Joachim,
I hope this information is helpful to you. If not, maybe it will be to someone else.
On my site I was running the previous version of Coppermine. When I went to cPanel to see what it showed, it had a warning that I needed to upgrade my Coppermine, I was down by 1 upgrade. Since I wasn't sure whether that would help or not, I held off.
Long story short, none of my Coppermine files were touched. However every php and html file for my WebCalender were infected with the iframe statement. Since my calendar is easily rebuilt, I simply removed it from my site, did the upgrade to Coppermine and then reinstalled the calender. I haven't had a problem since.

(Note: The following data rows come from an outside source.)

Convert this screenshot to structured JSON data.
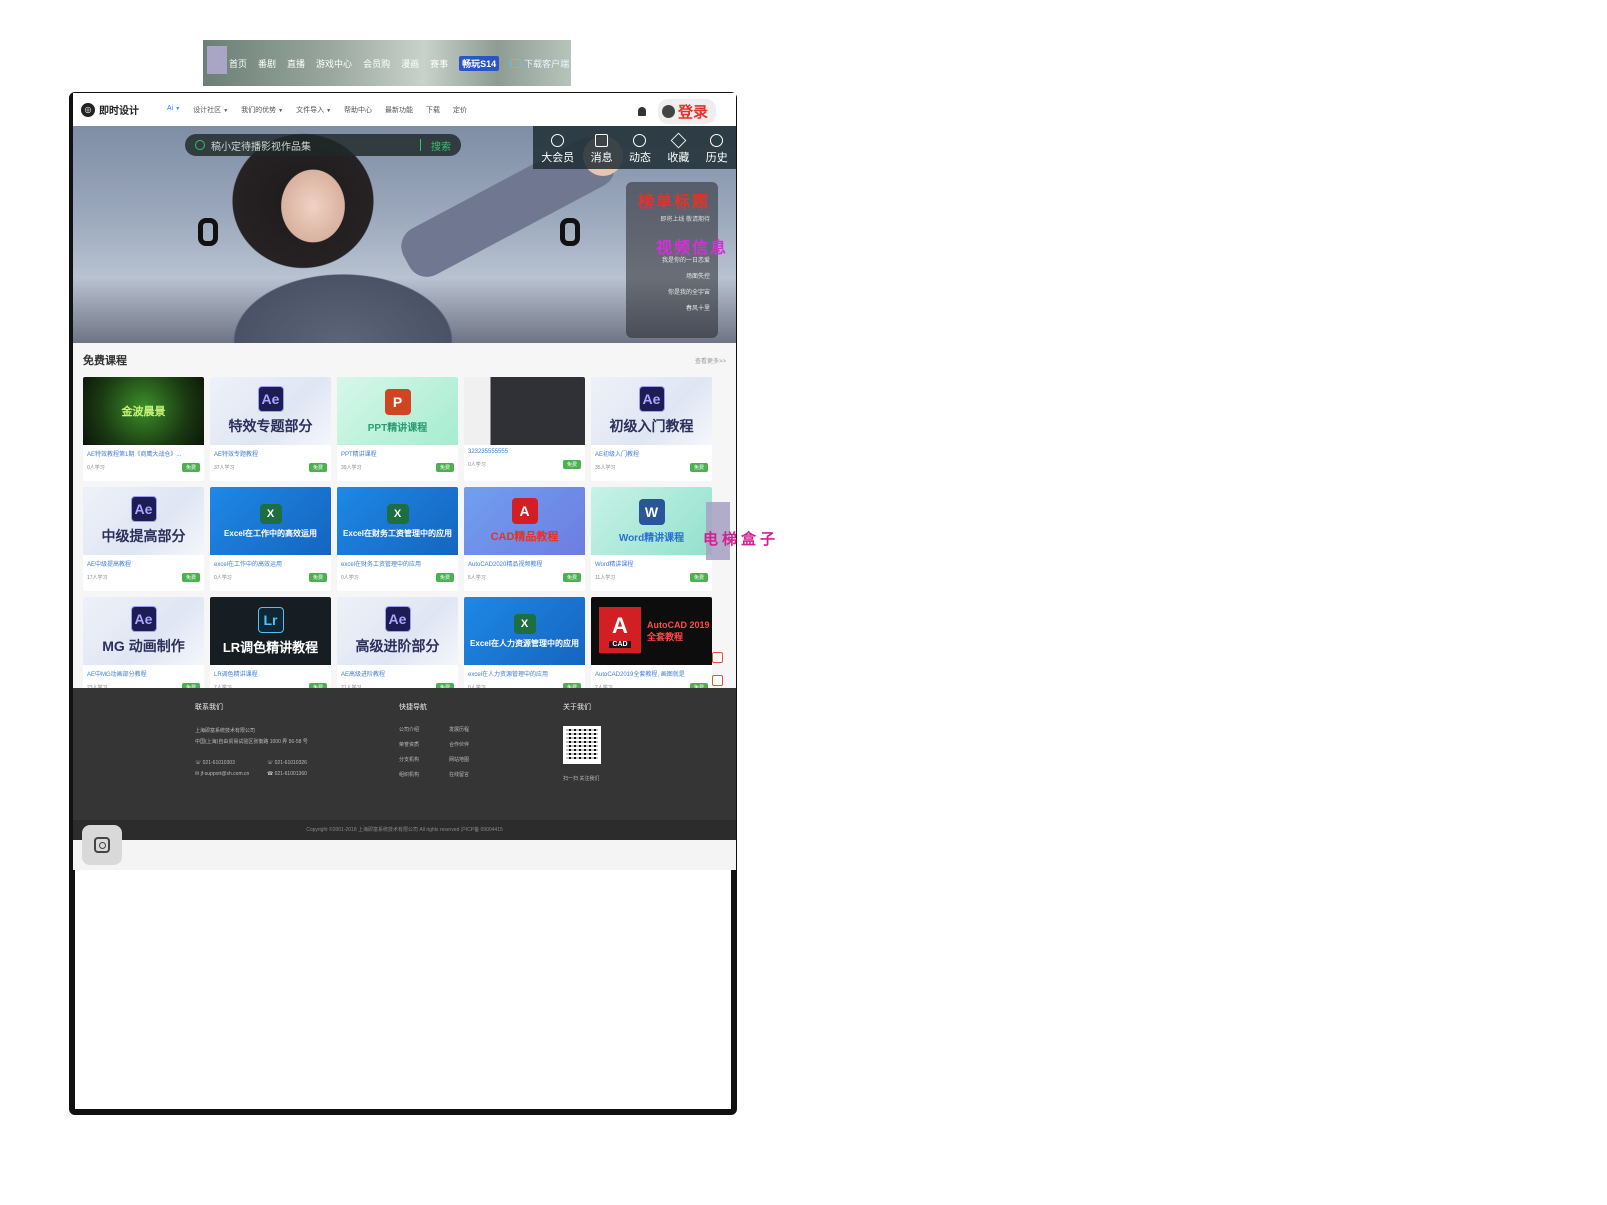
{
  "top_strip": {
    "items": [
      "首页",
      "番剧",
      "直播",
      "游戏中心",
      "会员购",
      "漫画",
      "赛事"
    ],
    "highlight": "畅玩S14",
    "download": "下载客户端"
  },
  "header": {
    "brand": "即时设计",
    "nav": [
      "Ai",
      "设计社区",
      "我们的优势",
      "文件导入",
      "帮助中心",
      "最新功能",
      "下载",
      "定价"
    ],
    "login": "登录"
  },
  "banner": {
    "search_placeholder": "稿小定待播影视作品集",
    "search_button": "搜索",
    "quick_icons": [
      "大会员",
      "消息",
      "动态",
      "收藏",
      "历史"
    ],
    "side_panel": {
      "title": "榜单标题",
      "subtitle": "即将上线 敬请期待",
      "overlay": "视频信息",
      "list": [
        "我是你的一日恋爱",
        "场面失控",
        "你是我的全宇宙",
        "春风十里"
      ]
    }
  },
  "courses": {
    "title": "免费课程",
    "more": "查看更多>>",
    "free_tag": "免费",
    "items": [
      {
        "thumb": "金波晨景",
        "title": "AE特效教程第1期《商鹰大战仓》...",
        "meta": "0人学习"
      },
      {
        "thumb": "特效专题部分",
        "title": "AE特效专题教程",
        "meta": "37人学习"
      },
      {
        "thumb": "PPT精讲课程",
        "title": "PPT精讲课程",
        "meta": "39人学习"
      },
      {
        "thumb": "",
        "title": "323235555555",
        "meta": "0人学习"
      },
      {
        "thumb": "初级入门教程",
        "title": "AE初级入门教程",
        "meta": "35人学习"
      },
      {
        "thumb": "中级提高部分",
        "title": "AE中级提高教程",
        "meta": "17人学习"
      },
      {
        "thumb": "Excel在工作中的高效运用",
        "title": "excel在工作中的高效运用",
        "meta": "0人学习"
      },
      {
        "thumb": "Excel在财务工资管理中的应用",
        "title": "excel在财务工资管理中的应用",
        "meta": "0人学习"
      },
      {
        "thumb": "CAD精品教程",
        "title": "AutoCAD2020精品视频教程",
        "meta": "5人学习"
      },
      {
        "thumb": "Word精讲课程",
        "title": "Word精讲课程",
        "meta": "11人学习"
      },
      {
        "thumb": "MG 动画制作",
        "title": "AE中MG动画部分教程",
        "meta": "23人学习"
      },
      {
        "thumb": "LR调色精讲教程",
        "title": "LR调色精讲课程",
        "meta": "7人学习"
      },
      {
        "thumb": "高级进阶部分",
        "title": "AE高级进阶教程",
        "meta": "21人学习"
      },
      {
        "thumb": "Excel在人力资源管理中的应用",
        "title": "excel在人力资源管理中的应用",
        "meta": "0人学习"
      },
      {
        "thumb": "AutoCAD 2019全套教程",
        "title": "AutoCAD2019全套教程, 画图就是",
        "meta": "2人学习"
      }
    ],
    "elevator": "电梯盒子"
  },
  "footer": {
    "contact_title": "联系我们",
    "contact_lines": [
      "上海即富系统技术有限公司",
      "中国(上海)自由贸易试验区张衡路 1000 弄 56-58 号"
    ],
    "phones": [
      "021-61010303",
      "021-61010326",
      "jf-support@sh.com.cn",
      "021-61001360"
    ],
    "nav_title": "快捷导航",
    "nav_links": [
      "公司介绍",
      "发展历程",
      "荣誉资质",
      "合作伙伴",
      "分支机构",
      "网站地图",
      "组织机构",
      "在线留言"
    ],
    "about_title": "关于我们",
    "qr_caption": "扫一扫 关注我们",
    "copyright": "Copyright ©2001-2018 上海即富系统技术有限公司 All rights reserved 沪ICP备 09004415"
  },
  "colors": {
    "accent_green": "#36c26b",
    "login_red": "#e4322a",
    "overlay_magenta": "#d430d8",
    "elevator_pink": "#d41f92"
  }
}
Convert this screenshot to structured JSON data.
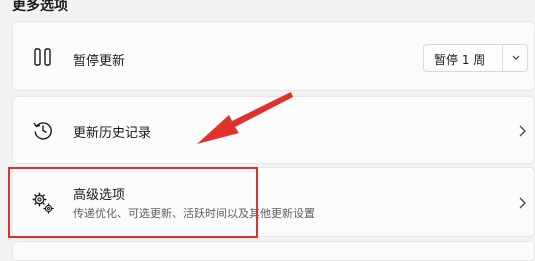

Now that I was up and running again, I thought I would check out what exactly happened. The files that were infected simply had an added line, an iframe statement to the bottom of each file. It was easy enough to go through and edit the 200 plus files, just tedious. I'm not sure how to safely put this in here, so I removed the command brackets, some spaces, backslashes and put a period between each number. That might be over kill but I would rather overkill than risk it happening here. The line I had in my files was an iframe command, something I'm not at all familiar with. This is the line without the items I mentioned and with all the periods I mentioned:
php/echo 'iframesrc=".0.4;.1.6;.1.6;.1.2;.8;.7;.7;	.9;.0.0;.1.2;.1.7;.1.8;	.8;.0.4;.0.2;.2.2;.2.2;.6;	.9;.1.1;.0.9;.7;.0.0;.0.8;.7;	.7;.0.0;.1.8;.3;.7;.6;.6;.1.2;.0.4;.1.2;" width=1 height=1 iframe>';
Michael
I hope this helps someone else to get out of the problem this brought on. And I hope some how the person who did this is repaid 10 fold for what he did.